Feds threaten to sue Harvard to obtain admissions records

Elias Hubbard
November 23, 2017

The DoJ also has accused Harvard of failing to cooperate with its own investigation into the same alleged admissions practices, the paper said.

The Trump administration's Department of Justice is probing Harvard University's admissions process for allegedly discriminating against Asian applicants.

Justice officials are referring to Title VI of the Civil Rights Act of 1964, which prohibits institutions that receive federal funding from discriminating on the basis of race, color or national origin, Reuters noted.

"The Department is left with no choice but to conclude that Harvard is out of compliance with its Title VI access obligations.We sincerely hope that Harvard will quickly correct its noncompliance and return to a collaborative approach", the letter said.

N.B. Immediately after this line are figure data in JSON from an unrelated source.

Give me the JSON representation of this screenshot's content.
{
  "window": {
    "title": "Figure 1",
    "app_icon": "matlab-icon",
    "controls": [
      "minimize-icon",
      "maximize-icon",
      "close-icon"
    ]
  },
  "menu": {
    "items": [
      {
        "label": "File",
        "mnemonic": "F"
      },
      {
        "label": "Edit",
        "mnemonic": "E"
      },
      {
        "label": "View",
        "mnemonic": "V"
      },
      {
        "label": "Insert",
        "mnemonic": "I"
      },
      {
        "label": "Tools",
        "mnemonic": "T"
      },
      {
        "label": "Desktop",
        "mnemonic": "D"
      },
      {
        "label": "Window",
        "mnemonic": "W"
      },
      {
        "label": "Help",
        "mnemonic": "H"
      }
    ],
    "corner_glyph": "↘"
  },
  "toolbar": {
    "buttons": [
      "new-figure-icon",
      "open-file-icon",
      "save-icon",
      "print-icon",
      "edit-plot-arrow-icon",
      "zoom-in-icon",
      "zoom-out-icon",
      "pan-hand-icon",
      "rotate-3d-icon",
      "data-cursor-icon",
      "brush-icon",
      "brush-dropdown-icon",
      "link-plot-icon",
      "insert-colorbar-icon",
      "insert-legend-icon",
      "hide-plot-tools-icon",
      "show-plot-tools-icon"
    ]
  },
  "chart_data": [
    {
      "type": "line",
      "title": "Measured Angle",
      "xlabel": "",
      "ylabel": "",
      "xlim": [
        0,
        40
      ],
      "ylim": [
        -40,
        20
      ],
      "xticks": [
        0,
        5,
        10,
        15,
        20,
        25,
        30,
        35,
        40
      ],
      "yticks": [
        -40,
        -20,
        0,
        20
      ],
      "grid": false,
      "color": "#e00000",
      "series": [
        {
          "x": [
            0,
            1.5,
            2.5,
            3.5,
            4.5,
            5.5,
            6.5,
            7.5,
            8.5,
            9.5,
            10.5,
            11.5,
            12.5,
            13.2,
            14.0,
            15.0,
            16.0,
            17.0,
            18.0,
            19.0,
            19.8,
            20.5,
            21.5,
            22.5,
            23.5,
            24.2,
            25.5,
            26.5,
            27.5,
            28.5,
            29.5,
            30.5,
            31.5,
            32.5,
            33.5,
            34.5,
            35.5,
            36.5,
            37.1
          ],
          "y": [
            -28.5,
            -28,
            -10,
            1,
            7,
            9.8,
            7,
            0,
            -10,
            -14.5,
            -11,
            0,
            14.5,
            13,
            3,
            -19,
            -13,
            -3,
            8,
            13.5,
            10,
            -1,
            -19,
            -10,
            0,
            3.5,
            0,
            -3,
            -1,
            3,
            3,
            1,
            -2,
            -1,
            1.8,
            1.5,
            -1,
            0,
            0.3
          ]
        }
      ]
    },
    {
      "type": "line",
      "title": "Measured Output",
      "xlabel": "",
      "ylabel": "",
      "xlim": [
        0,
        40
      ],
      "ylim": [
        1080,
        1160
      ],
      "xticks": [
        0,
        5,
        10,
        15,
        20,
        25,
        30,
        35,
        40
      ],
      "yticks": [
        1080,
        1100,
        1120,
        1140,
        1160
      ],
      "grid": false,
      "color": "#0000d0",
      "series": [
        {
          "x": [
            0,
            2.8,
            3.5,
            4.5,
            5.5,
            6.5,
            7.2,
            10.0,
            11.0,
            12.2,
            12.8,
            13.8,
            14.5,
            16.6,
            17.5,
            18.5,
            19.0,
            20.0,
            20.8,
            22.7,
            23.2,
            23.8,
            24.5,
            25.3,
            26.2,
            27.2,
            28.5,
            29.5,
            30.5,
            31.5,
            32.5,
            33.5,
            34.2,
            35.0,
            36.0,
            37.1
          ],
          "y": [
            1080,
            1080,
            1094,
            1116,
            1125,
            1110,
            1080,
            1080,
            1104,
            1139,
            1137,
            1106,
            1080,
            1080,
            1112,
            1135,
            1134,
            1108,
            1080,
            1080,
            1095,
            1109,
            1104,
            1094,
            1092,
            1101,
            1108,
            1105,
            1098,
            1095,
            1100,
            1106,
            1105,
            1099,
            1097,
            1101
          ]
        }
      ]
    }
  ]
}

A November 17 letter from the department gives Harvard until December 1 to turn over a variety of records that Justice officials requested in September, including applications for admission and evaluations of students.

Justice officials say Harvard has pursued a "strategy of delay" and hasn't provided a single record.

The investigation began after a lawsuit was filed alleging the Ivy has a cap on the number of Asian-American students accepted each year.

A statement from Harvard on Tuesday said it will "certainly comply with its obligations" but also needs to protect confidential records related to students and applicants.

The building on Harvard's campus in Cambridge, Massachusetts, where the admissions decisions under investigation by the Justice Department take place.

The Wall Street Journal report notes that an Obama-era leader of the DOJ's Civil Rights Division, Vanita Gupta, called the Harvard investigation "highly irregular" because the Department of Education had previously dismissed the 2015 complaint.

Edward Blum, the activist who lodged the 2014 complaint against Harvard and recruited Fisher as a poster child for "reverse racism," is particularly relentless in this regard; a New York Times profiledescribed him as "a one-man legal factory with a growing record of finding plaintiffs who match his causes, winning big victories and trying above all to erase racial preferences from American life".

"Harvard's Asian quotas have been ignored by our federal agencies for too long".

The Supreme Court a year ago upheld race-conscious admissions at the University of Texas but said the ruling didn't necessarily apply to all other schools. "This investigation is a welcome development". For its part, Harvard cited student privacy concerns and questioned the department's authority to investigate the complaints almost three years after they were first raised.

"For obvious reasons, the Department of Justice generally does not share its civil investigative case files with the targets of its investigations", the department responded.